Persepolis by Marjane Satrapi
January 24, 2008
Persepolis is the poignant story of a young girl in Iran during the Islamic Revolution. It is through the eyes of precocious and outspoken nine year old Marjane that we see a people’s hopes dashed as fundamentalists take power – forcing the veil on women and imprisoning thousands. Clever and fearless, she outsmarts the “social guardians” and discovers punk, ABBA and Iron Maiden. Yet when her uncle is senselessly executed and as bombs fall around Tehran in the Iran/Iraq war, the daily fear that permeates life in Iran is palpable.
I’ve been always quite careful when it comes to adaptation from novels or in this case graphic novels to cinema. I do agree with the author in her making of interview that when they set out to do Persepolis in animation they din’t want to take the comic book as the straight storyboard in motion. This has been the case for instance in Frank Miller’s Sin City where the same shots used by the author in the original comic book are translated exactly the same in film. This is a wrong approach since cinema has its language on its own, and graphic novels, although being closer in the visual point of view, have another one. By doing that that author is just a mere translator from one medium to the other and adds nothing to the piece. So, regardless of Persepolis being an interesting story in the first place(out of gratuitously action packed heroes with superpowers) it is and independent entity from its original format where one could stand alone without the other. What came first doesn’t matter.

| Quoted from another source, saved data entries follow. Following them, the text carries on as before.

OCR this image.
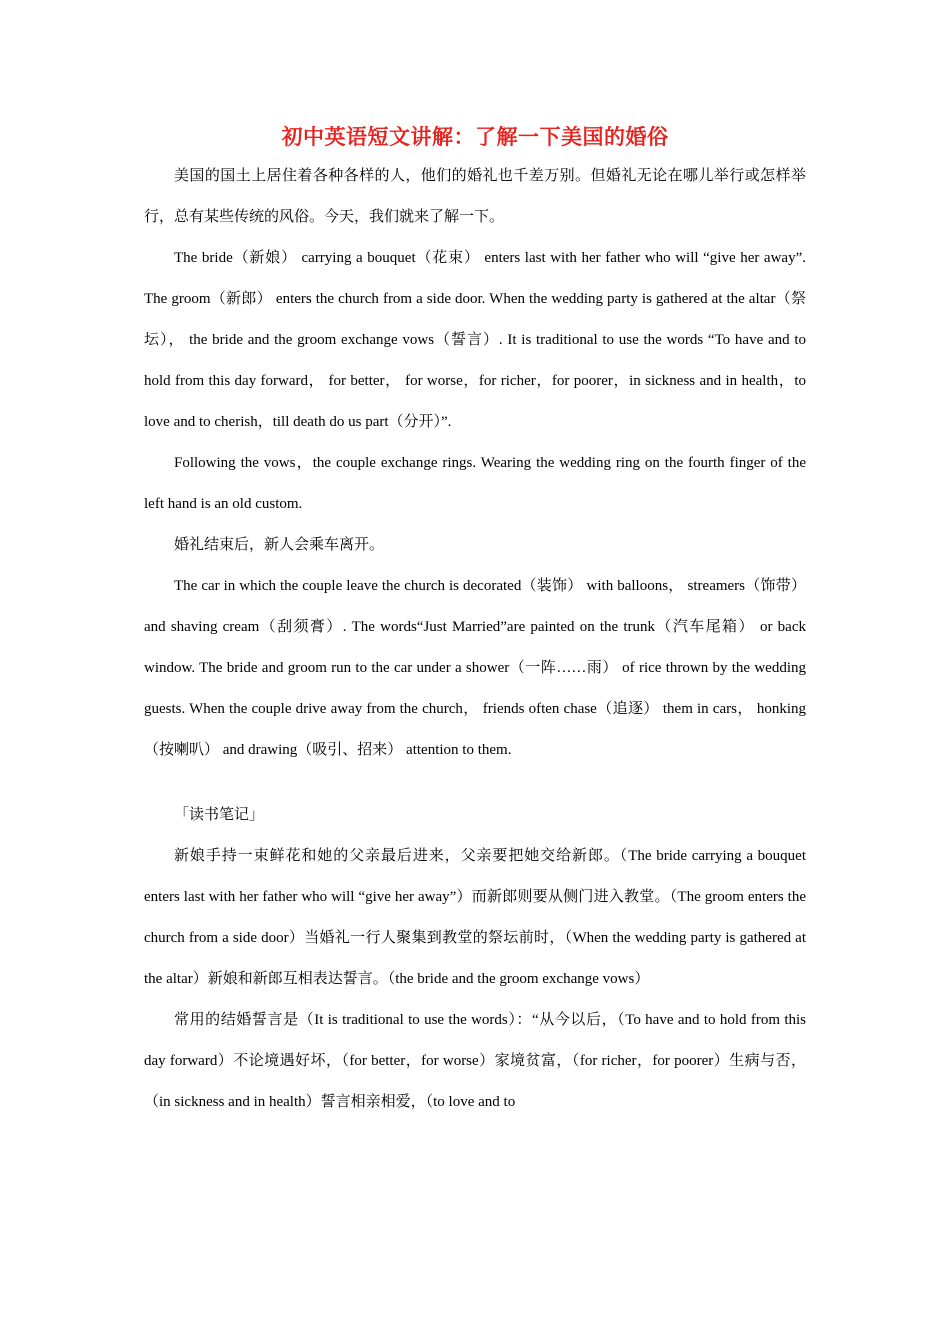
初中英语短文讲解：了解一下美国的婚俗

美国的国土上居住着各种各样的人，他们的婚礼也千差万别。但婚礼无论在哪儿举行或怎样举行，总有某些传统的风俗。今天，我们就来了解一下。

The bride（新娘） carrying a bouquet（花束） enters last with her father who will “give her away”. The groom（新郎） enters the church from a side door. When the wedding party is gathered at the altar（祭坛）， the bride and the groom exchange vows（誓言）. It is traditional to use the words “To have and to hold from this day forward， for better， for worse，for richer，for poorer，in sickness and in health，to love and to cherish，till death do us part（分开）”.

Following the vows，the couple exchange rings. Wearing the wedding ring on the fourth finger of the left hand is an old custom.

婚礼结束后，新人会乘车离开。

The car in which the couple leave the church is decorated（装饰） with balloons， streamers（饰带） and shaving cream（刮须膏）. The words“Just Married”are painted on the trunk（汽车尾箱） or back window. The bride and groom run to the car under a shower（一阵……雨） of rice thrown by the wedding guests. When the couple drive away from the church， friends often chase（追逐） them in cars， honking（按喇叭） and drawing（吸引、招来） attention to them.

「读书笔记」

新娘手持一束鲜花和她的父亲最后进来，父亲要把她交给新郎。（The bride carrying a bouquet enters last with her father who will “give her away”）而新郎则要从侧门进入教堂。（The groom enters the church from a side door）当婚礼一行人聚集到教堂的祭坛前时，（When the wedding party is gathered at the altar）新娘和新郎互相表达誓言。（the bride and the groom exchange vows）

常用的结婚誓言是（It is traditional to use the words）：“从今以后，（To have and to hold from this day forward）不论境遇好坏，（for better，for worse）家境贫富，（for richer，for poorer）生病与否，（in sickness and in health）誓言相亲相爱，（to love and to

It is worth to mention that the animation is impeccable. Not to exaggerated, not to poor, not too realistic, not to much cartoon. A very good balance out of the nowadays full of cliches animation that unfortunately the major animation studios got us used too. All done by hand, in the traditional way like the old days, no signs of any major flash cold perfect crisp line and motion tweening. A good piece fit to stand the past of time, that is more that i can say for the 90% of the animation feature films made today.Good for the french!
Norman McLaren’s Boogie Doodle
January 21, 2008
Playful and simple. Not one of my favorites McLaren´s animation but still u get so much with so little.
Len Lye’s Trade Tattoo
January 21, 2008
Another classic animation by Len Lye. Always so refreshing to watch on this motion saturated days.